First, let’s start with a joke:
Analytics is a lot like golf. In the above we see the Gorilla gets the ball to the putting green in one shot. This is fantastic. However, any golfer knows that this is only 80% of the game. The short game, close to the pin is where the Masters are separated from the hackers. The same can be said about text analytics. When you attempt to take advantage of your unstructured text there are a lot of easy 80% solutions you can engage in. However 80% isn’t the goal. The more hacking you do to cover the last 20% is ROI and opportunity lost.

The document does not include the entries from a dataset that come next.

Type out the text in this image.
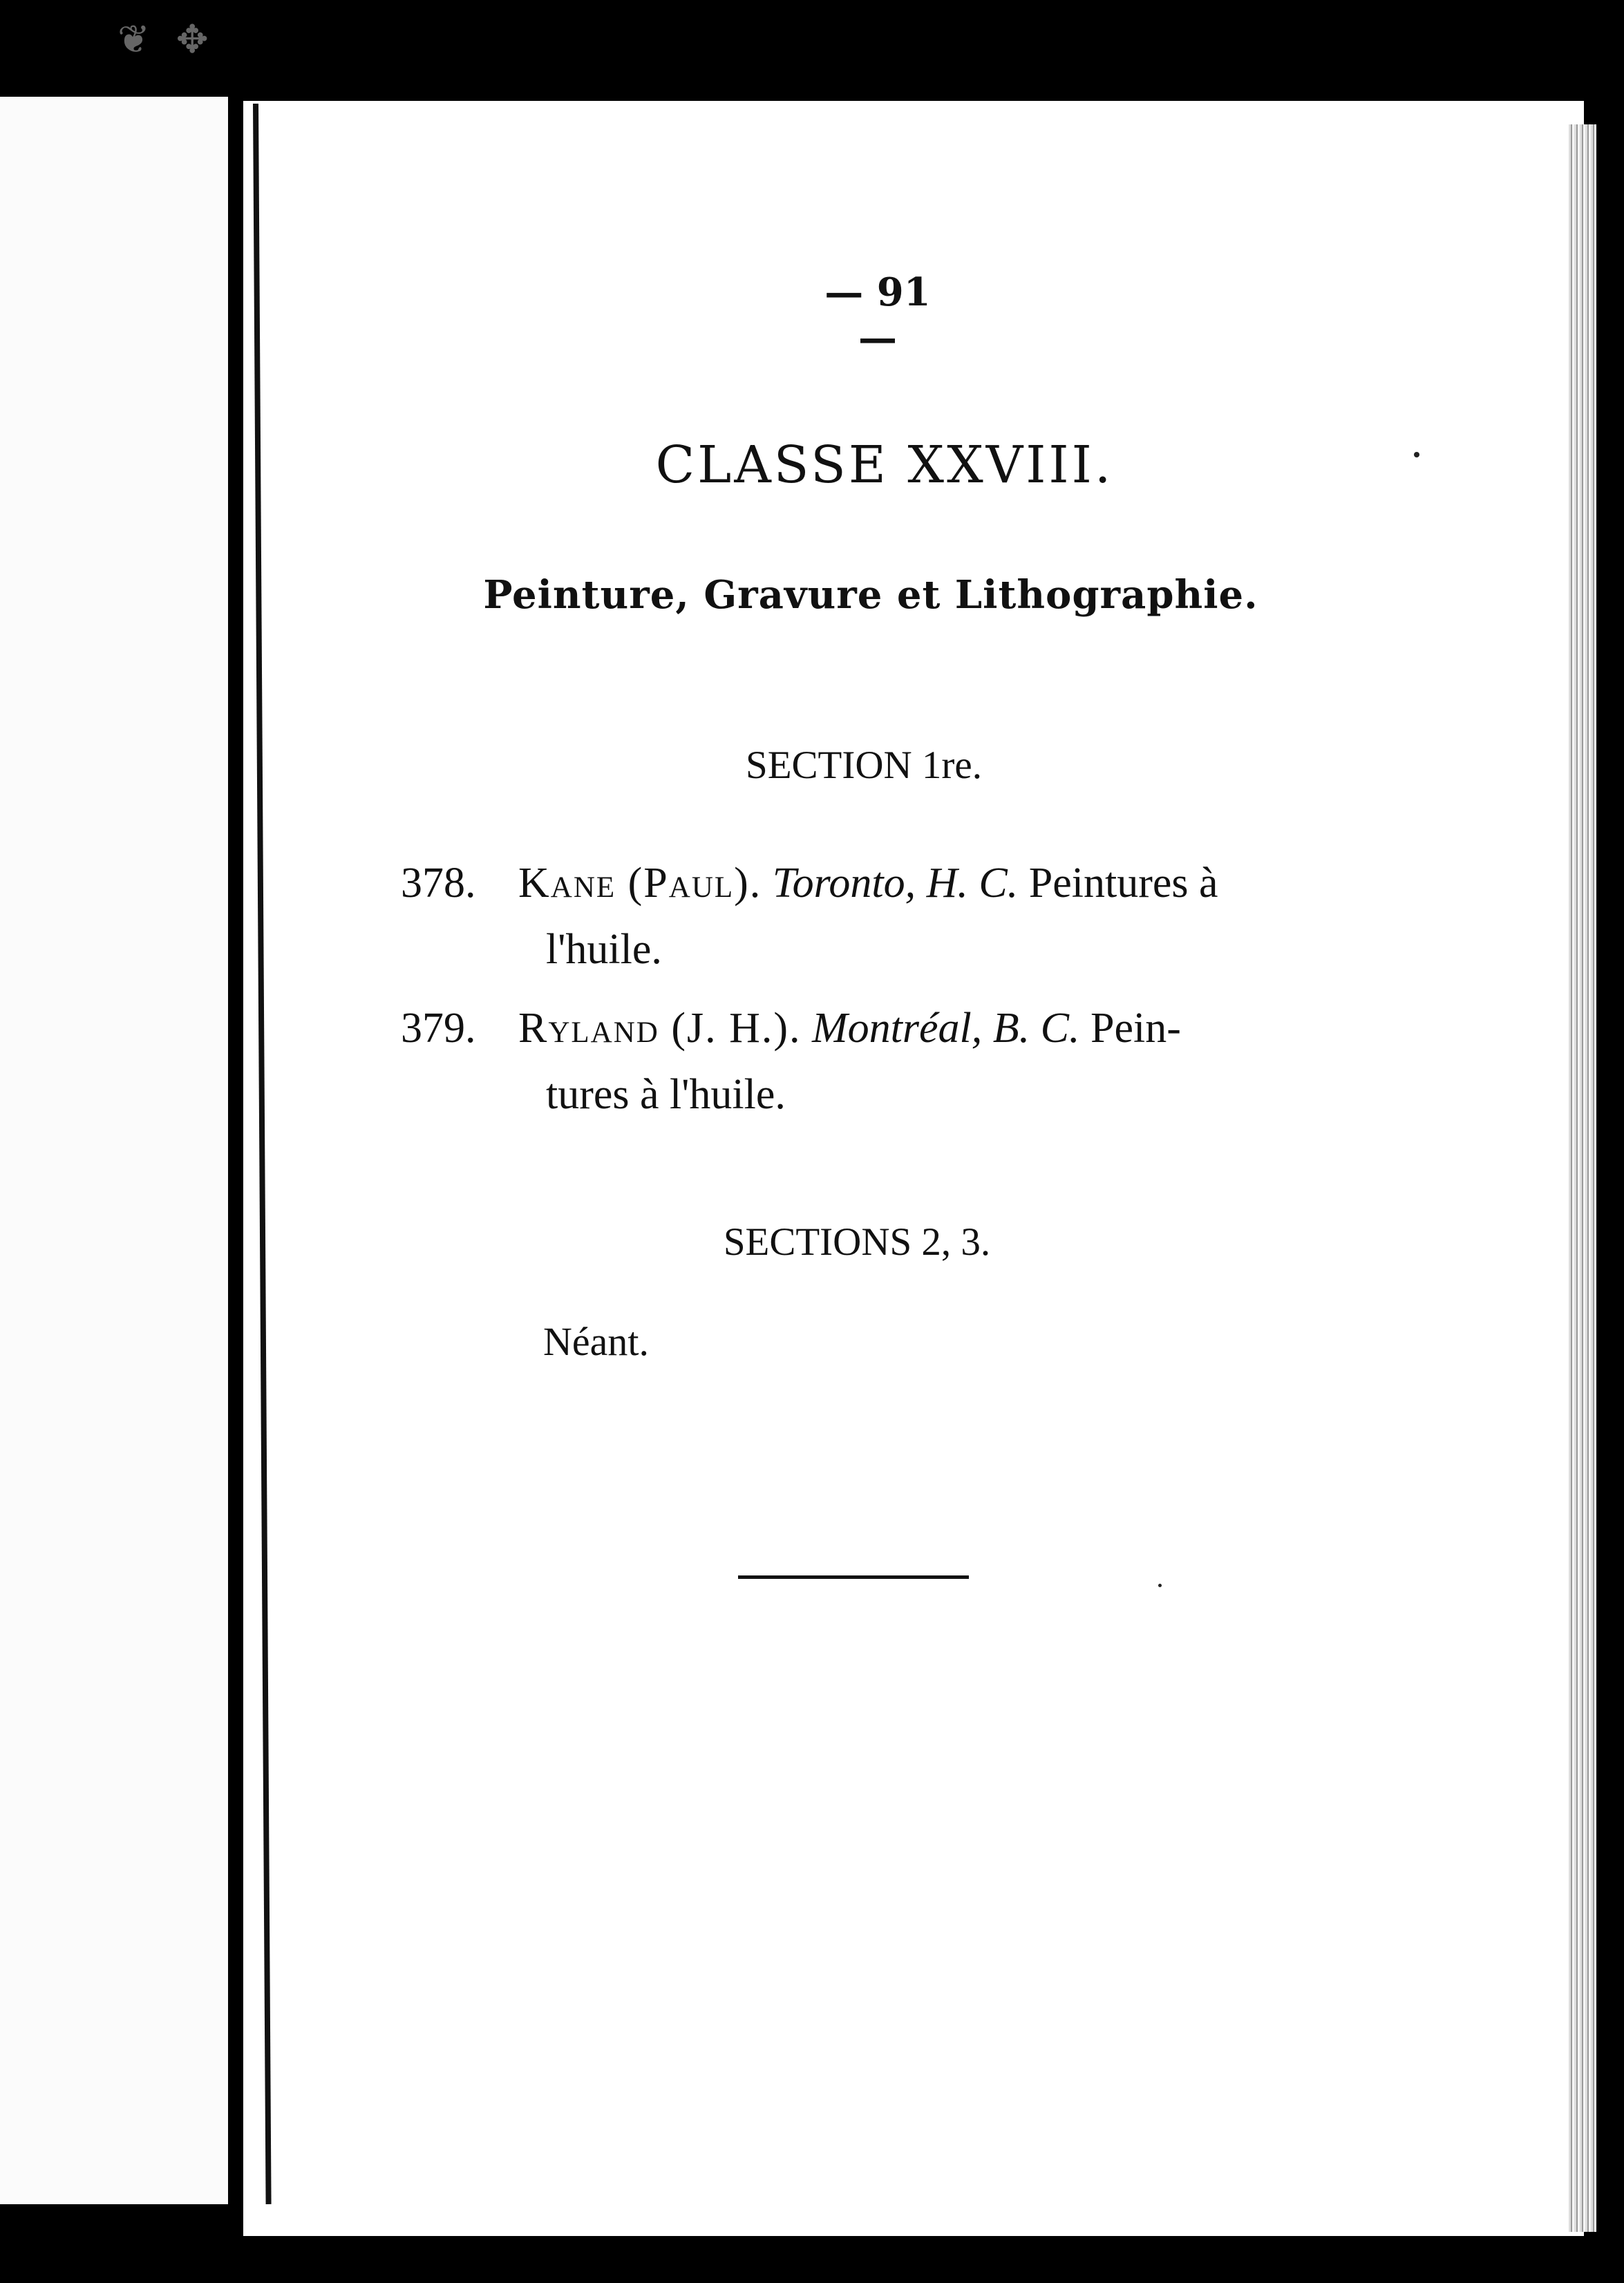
❦ ✥
— 91 —
CLASSE XXVIII.
Peinture, Gravure et Lithographie.
SECTION 1re.
378. Kane (Paul). Toronto, H. C. Peintures à
l'huile.
379. Ryland (J. H.). Montréal, B. C. Pein-
tures à l'huile.
SECTIONS 2, 3.
Néant.
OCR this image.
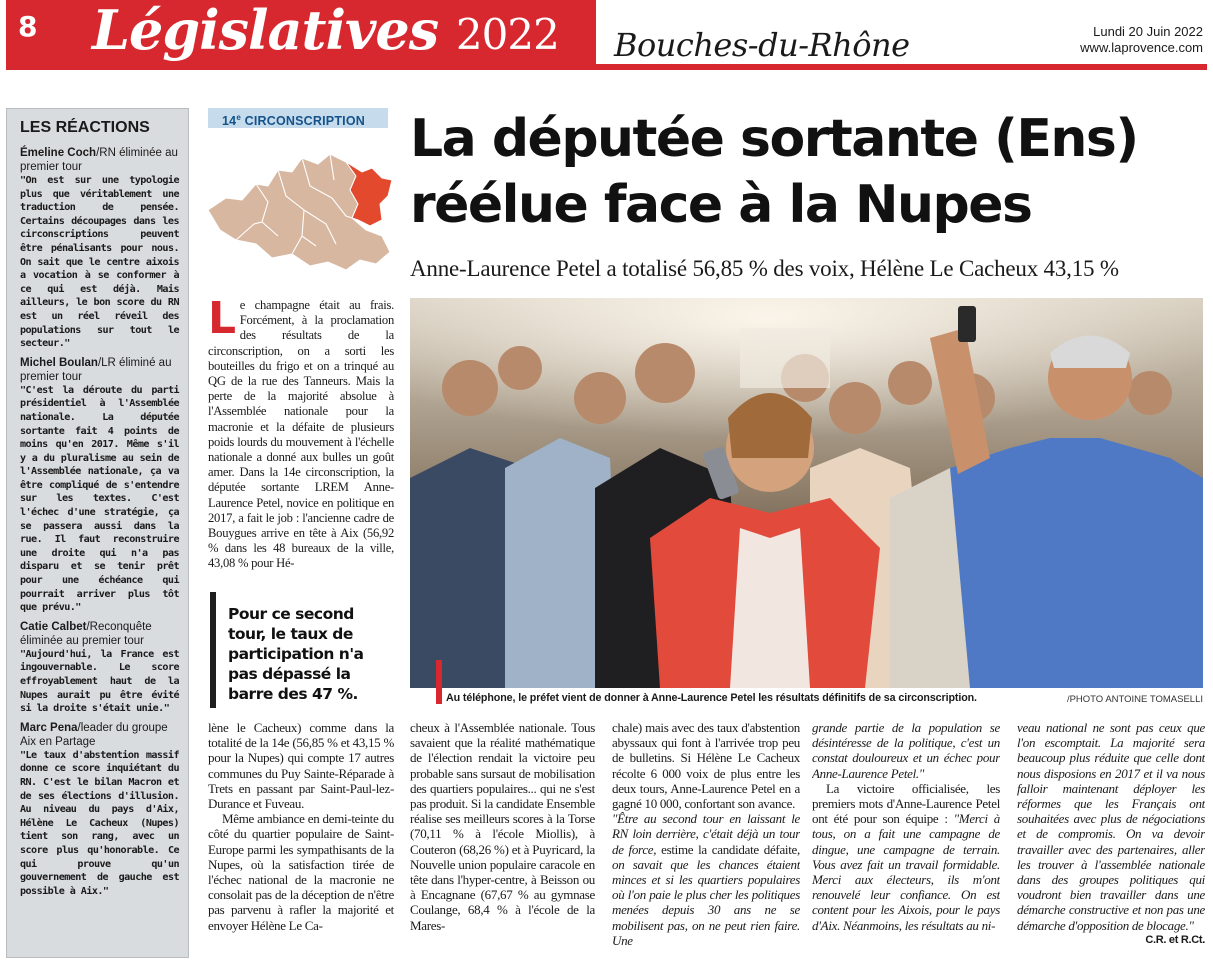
8 Législatives 2022 Bouches-du-Rhône	Lundi 20 Juin 2022
www.laprovence.com
LES RÉACTIONS
Émeline Coch/RN éliminée au premier tour
"On est sur une typologie plus que véritablement une traduction de pensée. Certains découpages dans les circonscriptions peuvent être pénalisants pour nous. On sait que le centre aixois a vocation à se conformer à ce qui est déjà. Mais ailleurs, le bon score du RN est un réel réveil des populations sur tout le secteur."
Michel Boulan/LR éliminé au premier tour
"C'est la déroute du parti présidentiel à l'Assemblée nationale. La députée sortante fait 4 points de moins qu'en 2017. Même s'il y a du pluralisme au sein de l'Assemblée nationale, ça va être compliqué de s'entendre sur les textes. C'est l'échec d'une stratégie, ça se passera aussi dans la rue. Il faut reconstruire une droite qui n'a pas disparu et se tenir prêt pour une échéance qui pourrait arriver plus tôt que prévu."
Catie Calbet/Reconquête éliminée au premier tour
"Aujourd'hui, la France est ingouvernable. Le score effroyablement haut de la Nupes aurait pu être évité si la droite s'était unie."
Marc Pena/leader du groupe Aix en Partage
"Le taux d'abstention massif donne ce score inquiétant du RN. C'est le bilan Macron et de ses élections d'illusion. Au niveau du pays d'Aix, Hélène Le Cacheux (Nupes) tient son rang, avec un score plus qu'honorable. Ce qui prouve qu'un gouvernement de gauche est possible à Aix."
14e CIRCONSCRIPTION La députée sortante (Ens) réélue face à la Nupes
Anne-Laurence Petel a totalisé 56,85 % des voix, Hélène Le Cacheux 43,15 %
Le champagne était au frais. Forcément, à la proclamation des résultats de la circonscription, on a sorti les bouteilles du frigo et on a trinqué au QG de la rue des Tanneurs. Mais la perte de la majorité absolue à l'Assemblée nationale pour la macronie et la défaite de plusieurs poids lourds du mouvement à l'échelle nationale a donné aux bulles un goût amer. Dans la 14e circonscription, la députée sortante LREM Anne-Laurence Petel, novice en politique en 2017, a fait le job : l'ancienne cadre de Bouygues arrive en tête à Aix (56,92 % dans les 48 bureaux de la ville, 43,08 % pour Hé-
Pour ce second tour, le taux de participation n'a pas dépassé la barre des 47 %.	Au téléphone, le préfet vient de donner à Anne-Laurence Petel les résultats définitifs de sa circonscription.	/PHOTO ANTOINE TOMASELLI

lène le Cacheux) comme dans la totalité de la 14e (56,85 % et 43,15 % pour la Nupes) qui compte 17 autres communes du Puy Sainte-Réparade à Trets en passant par Saint-Paul-lez-Durance et Fuveau.

Même ambiance en demi-teinte du côté du quartier populaire de Saint-Europe parmi les sympathisants de la Nupes, où la satisfaction tirée de l'échec national de la macronie ne consolait pas de la déception de n'être pas parvenu à rafler la majorité et envoyer Hélène Le Ca-

cheux à l'Assemblée nationale. Tous savaient que la réalité mathématique de l'élection rendait la victoire peu probable sans sursaut de mobilisation des quartiers populaires... qui ne s'est pas produit. Si la candidate Ensemble réalise ses meilleurs scores à la Torse (70,11 % à l'école Miollis), à Couteron (68,26 %) et à Puyricard, la Nouvelle union populaire caracole en tête dans l'hyper-centre, à Beisson ou à Encagnane (67,67 % au gymnase Coulange, 68,4 % à l'école de la Mares-

chale) mais avec des taux d'abstention abyssaux qui font à l'arrivée trop peu de bulletins. Si Hélène Le Cacheux récolte 6 000 voix de plus entre les deux tours, Anne-Laurence Petel en a gagné 10 000, confortant son avance.

"Être au second tour en laissant le RN loin derrière, c'était déjà un tour de force, estime la candidate défaite, on savait que les chances étaient minces et si les quartiers populaires où l'on paie le plus cher les politiques menées depuis 30 ans ne se mobilisent pas, on ne peut rien faire. Une

grande partie de la population se désintéresse de la politique, c'est un constat douloureux et un échec pour Anne-Laurence Petel."

La victoire officialisée, les premiers mots d'Anne-Laurence Petel ont été pour son équipe : "Merci à tous, on a fait une campagne de dingue, une campagne de terrain. Vous avez fait un travail formidable. Merci aux électeurs, ils m'ont renouvelé leur confiance. On est content pour les Aixois, pour le pays d'Aix. Néanmoins, les résultats au ni-

veau national ne sont pas ceux que l'on escomptait. La majorité sera beaucoup plus réduite que celle dont nous disposions en 2017 et il va nous falloir maintenant déployer les réformes que les Français ont souhaitées avec plus de négociations et de compromis. On va devoir travailler avec des partenaires, aller les trouver à l'assemblée nationale dans des groupes politiques qui voudront bien travailler dans une démarche constructive et non pas une démarche d'opposition de blocage."

C.R. et R.Ct.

From my experience, the best analytics approaches cover the problem end to end. The heavy lifting 80% up front is the processing. I’ve spoken on this site about noise control already, so I won’t belabor the point. A good processing pipeline has low noise and produces information you can work with. The last 20% of the game consists of knowing your goal and taking the right measured steps to get there. In particular you need to start with good analytical questions and good procedures to fill in the blanks with analysis of your data. Your process should be scientific. The scientific method is simple and well described. It should be something you take to heart when solving analytical problems. Finally, the process should be collaborative. A lot of analytical systems aren’t set up to be collaborative, which is a shame. This kind of work is best done with multiple people able to work together. If you have ever put together a jigsaw puzzle you know what collaborative work can be like. What makes for a good collaborative experience is one where you aren’t constantly blocking each other, you can share information quickly and easily and you can both contribute in real time to the solution.
Knocking the ball into the whole is exciting. You have to do it 18 times per game. Analytics is exciting too. Finding information you can act upon is wonderful. However you have to keep doing it. It takes several iteration of analytics to really accomplish anything. Tomorrow you will have a whole new set of questions to tackle. My system designs rely upon a set of core philosophical beliefs. The primary one is that as interesting and exciting the core technology is, don’t expose the handles and nobs and levers of the algorithms. Analysts are trying to solve hard problems. Adding in algorithms tweeks and the problems they face become exponential. The technology should be an invisible hand that is helping, not this thing involved with the analysis that you have to carefully tend to. Another philosophy is to keep the goal in mind, always. You should be able to look up from the ball and see the flag at the hole. Thus all local decisions should be guided by where you want to end up.
Personally, I take Samuel Clemens point of view on the game of golf. It is a beautiful walk in the sun. Ruined. However, the analogy to something I do love to do, text analytics, offers some clear guidance.